For the generell solution follows:

\[\begin{split}\Phi(x) = \left\{ \begin{array}{ll} \frac{\rho}{2\epsilon} x^2 - \frac{\rho}{\epsilon} x_{\mathrm{dep}} x + V_{\mathrm{readout}} & x_{\mathrm{dep}} \leq D, x\leq x_{\mathrm{dep}} \\ V_{\mathrm{bias}} & x_{\mathrm{dep}} \leq D, x > x_{\mathrm{dep}} \\ \frac{\rho}{2\epsilon} x^2 - \frac{\rho}{2\epsilon} D \left(\frac{x_{\mathrm{dep}}^2}{D^2} + 1\right) x + V_{\mathrm{readout}} & x_{\mathrm{dep}} > D \end{array} \right.\end{split}\]

with \(x_{\mathrm{dep}} = \sqrt{\frac{2\epsilon}{\rho}(V_{\mathrm{readout}} - V_{\mathrm{bias})}}\)

scarce.fields.get_electric_field_analytic(x, y, V_bias, n_eff, D, V_readout=0, S=None, is_planar=True)[source]

Calculates the electric field.

  • Planar sensor:

    Calculates the field E_y[V/um], E_x = 0 as a function of the position x between the electrodes [um], the bias voltage V_bias [V], the effective doping concentration n_eff [10^12 /cm^-3] and the sensor Width D [um]. The analytical function from the detector book p. 93 is used.
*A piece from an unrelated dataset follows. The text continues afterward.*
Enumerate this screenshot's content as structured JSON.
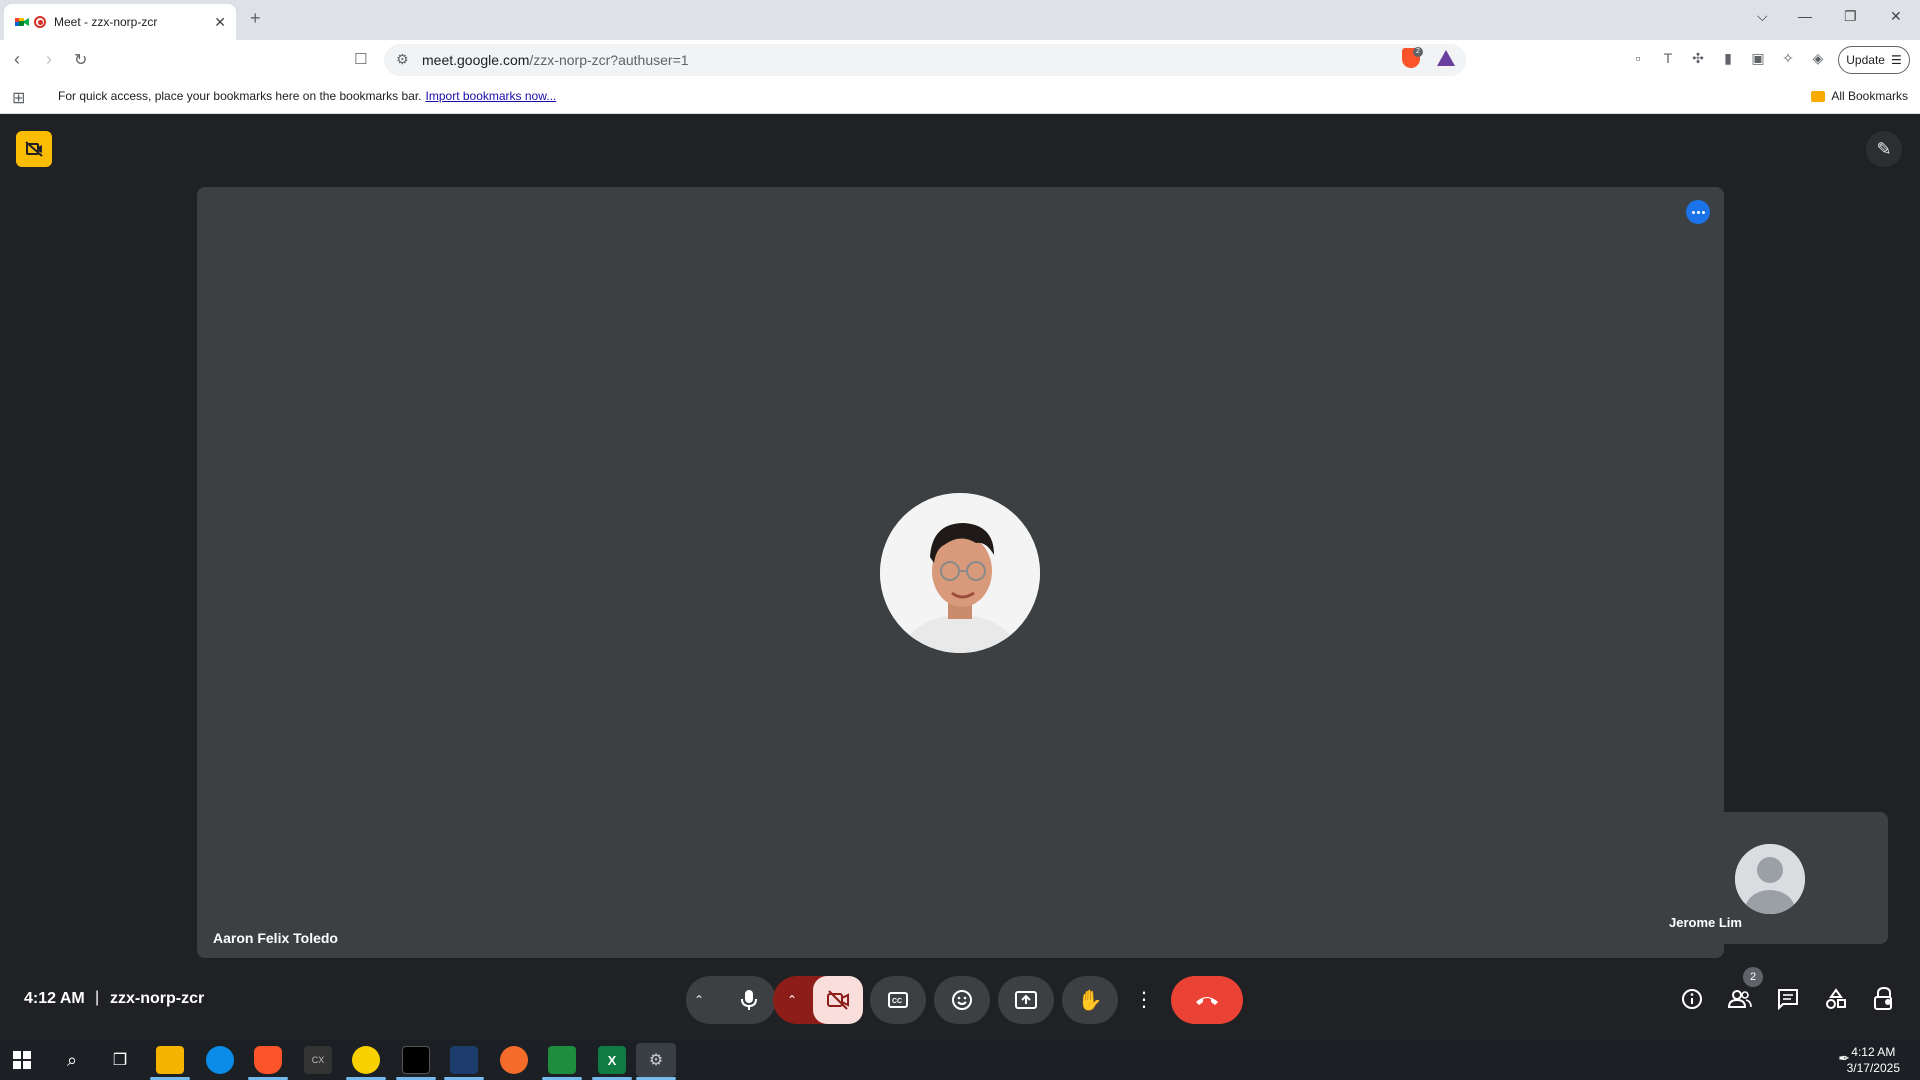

    The field is derived from the potential:

    \[\vec{E} = -\nabla\Phi\]

    From the solution of the potential follows in 1D (\(\vec{E}(\vec{x}) = E(x)\)):

    \[\begin{split}E(x) = \left\{ \begin{array}{ll} \frac{\rho}{\epsilon} x_{\mathrm{dep}} - \frac{\rho}{\epsilon} x & x_{\mathrm{dep}} \leq D, x\leq x_{\mathrm{dep}} \\ 0 & x_{\mathrm{dep}} \leq D, x > x_{\mathrm{dep}} \\ \frac{\rho}{2\epsilon} D \left(\frac{x_{\mathrm{dep}}^2}{D^2} + 1\right) - \frac{\rho}{\epsilon} x & x_{\mathrm{dep}} > D \end{array} \right.\end{split}\]

    with \(x_{\mathrm{dep}} = \sqrt{\frac{2\epsilon}{\rho}(V_{\mathrm{readout}} - V_{\mathrm{bias})}}\)

  • 3D sensor:

    Calculates the field E_x/E_y [V/um] in a 3d sensor as a function of the position x,y between the electrodes [um], the bias Voltage V_bias [V], the effective doping concentration n_eff [cm^-3], the electrode distance D [um] and radius R [um]. So far the same field like the weighting field is used –> space charge is ignored.